The demerit of the revised classification was that it lacked specificity in comparison to the traditional classification and similar to few previous studies. [14,16,23]. We found that “Severe dengue” and “Dengue with warning signs” are very broad definitions that make it difficult to determine the pathophysiology of the disease. The assessment was subjective and generalized especially in relation to management of DRI thereby creating confusion of when to use fluids, inotropes and blood products. Since the traditional and revised guidelines are not equivalent it had created confusion in classification of dengue among the clinicians. In our study only that 17.2% of children with warning signs developed severe dengue infection. It is therefore important to analyse the frequency of the warning signs and its relationship to severe manifestations in order to obtain a clearer picture of the disease profile rather than just the presence of enlisted warning signs. The specific syndrome of plasma leakage (DHF/DSS), so characteristic of the critical phase of dengue, is lost in the new classification.

There are several limitations to this study. The study is a simple observational study of dengue fever cases from a single centre and included only those cases that were admitted to the hospital. The diagnosis was confirmed by either dengue NS1 antigen test or dengue serology. Viral isolation and serotype identification were not done in the present study. There were practical limitations in documenting base line haematocrit and round the clock haematocrit monitoring in our study. The lack of availability of bedside ultrasound to document early signs of plasma leakage in the form of ascites, pleural effusion and gall bladder wall oedema was another limitation in our study. A large multicentric prospective study including a larger sample size focusing on pathophysiology of disease in children with severe dengue infection would be ideal.

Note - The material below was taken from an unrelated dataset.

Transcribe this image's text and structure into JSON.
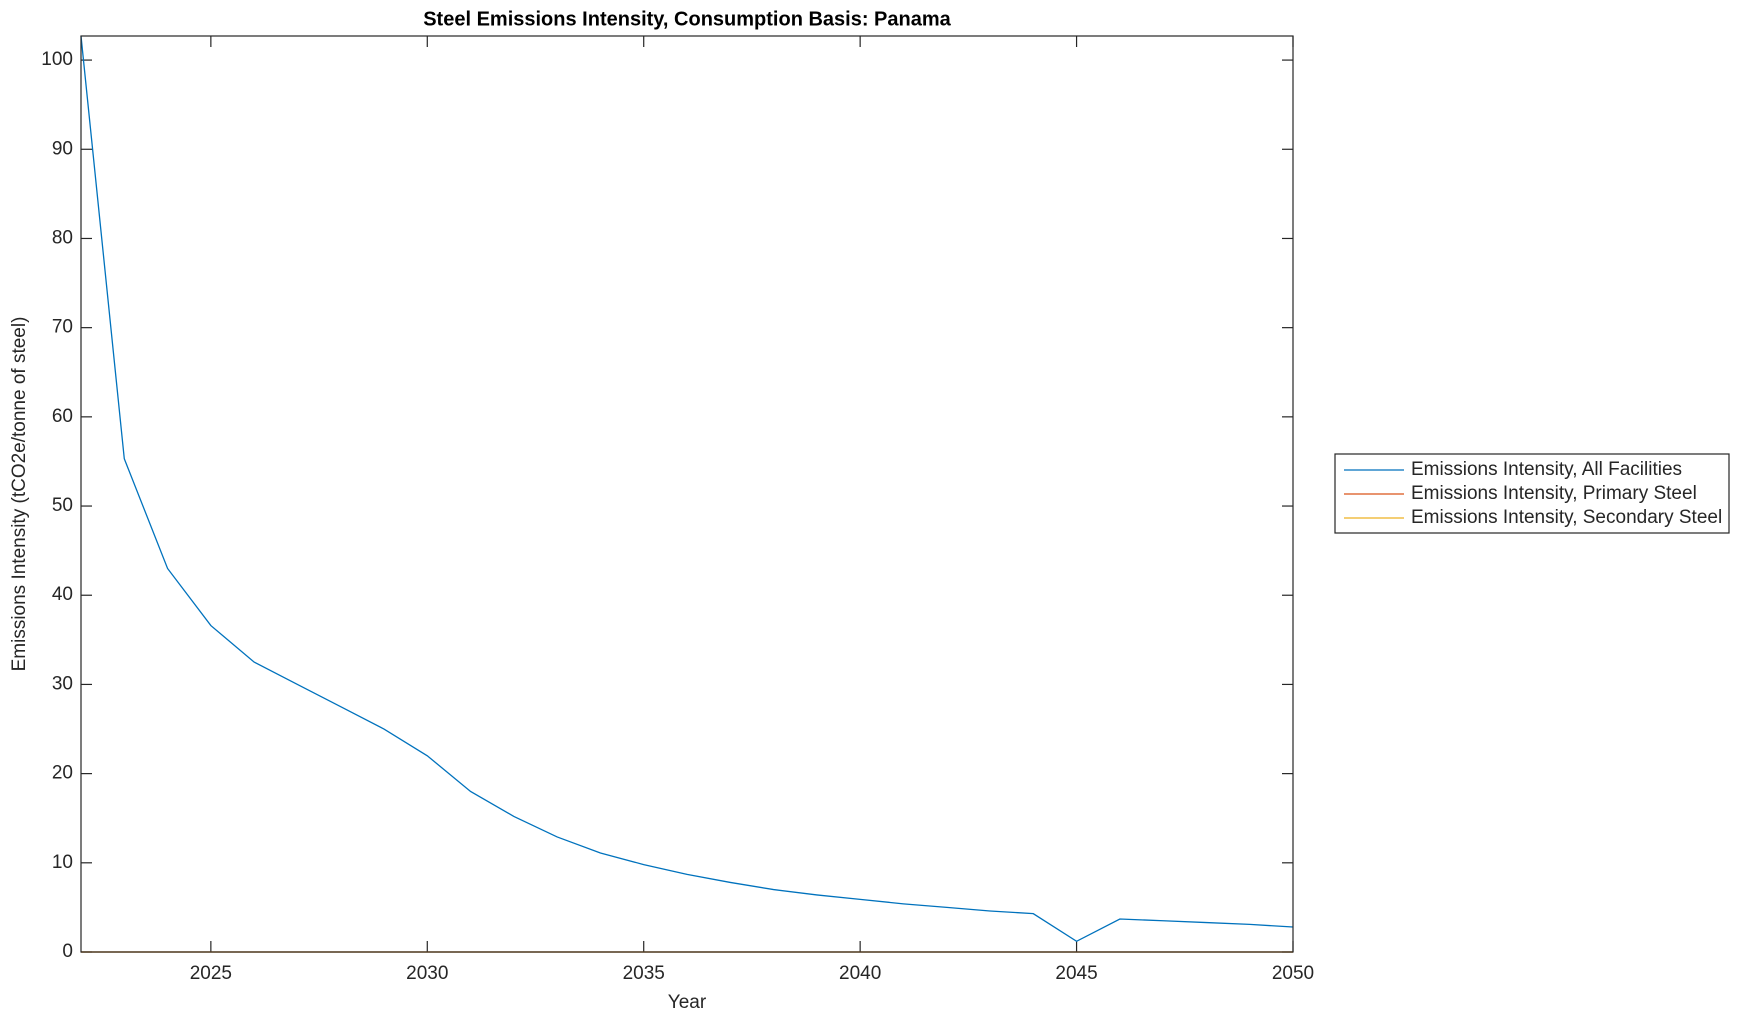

Furthermore, research on the revised 2009 classification system is necessary in order to optimize case definitions of warning signs and severe dengue infection to enable optimal triaging for more accurate identification of patients who require hospitalization as opposed to those who can be treated as outpatients.

The revised WHO 2009 dengue fever guidelines classified more cases requiring early and timely intervention but remained to be too broad and non-specific in terms of pathophysiology, fluid management and use of blood products. Ideally, a classification needs to be both sensitive and specific for detection of severe cases, in order to avoid oversaturation of health units, especially at the secondary level, but neither of the two classification schemes completely possesses these characteristics. Our experience recommends a need for further modifications in the guidelines especially with changing epidemic pattern of presentation.

SP designed the study, collected the data, did data analysis, wrote first draft, approved the final manuscript and shall act as guarantor of the study; VS conceived the idea, designed the study, helped in data analysis, reviewed and edited the manuscript BK collected the data. MT did the statistics, and data analysis.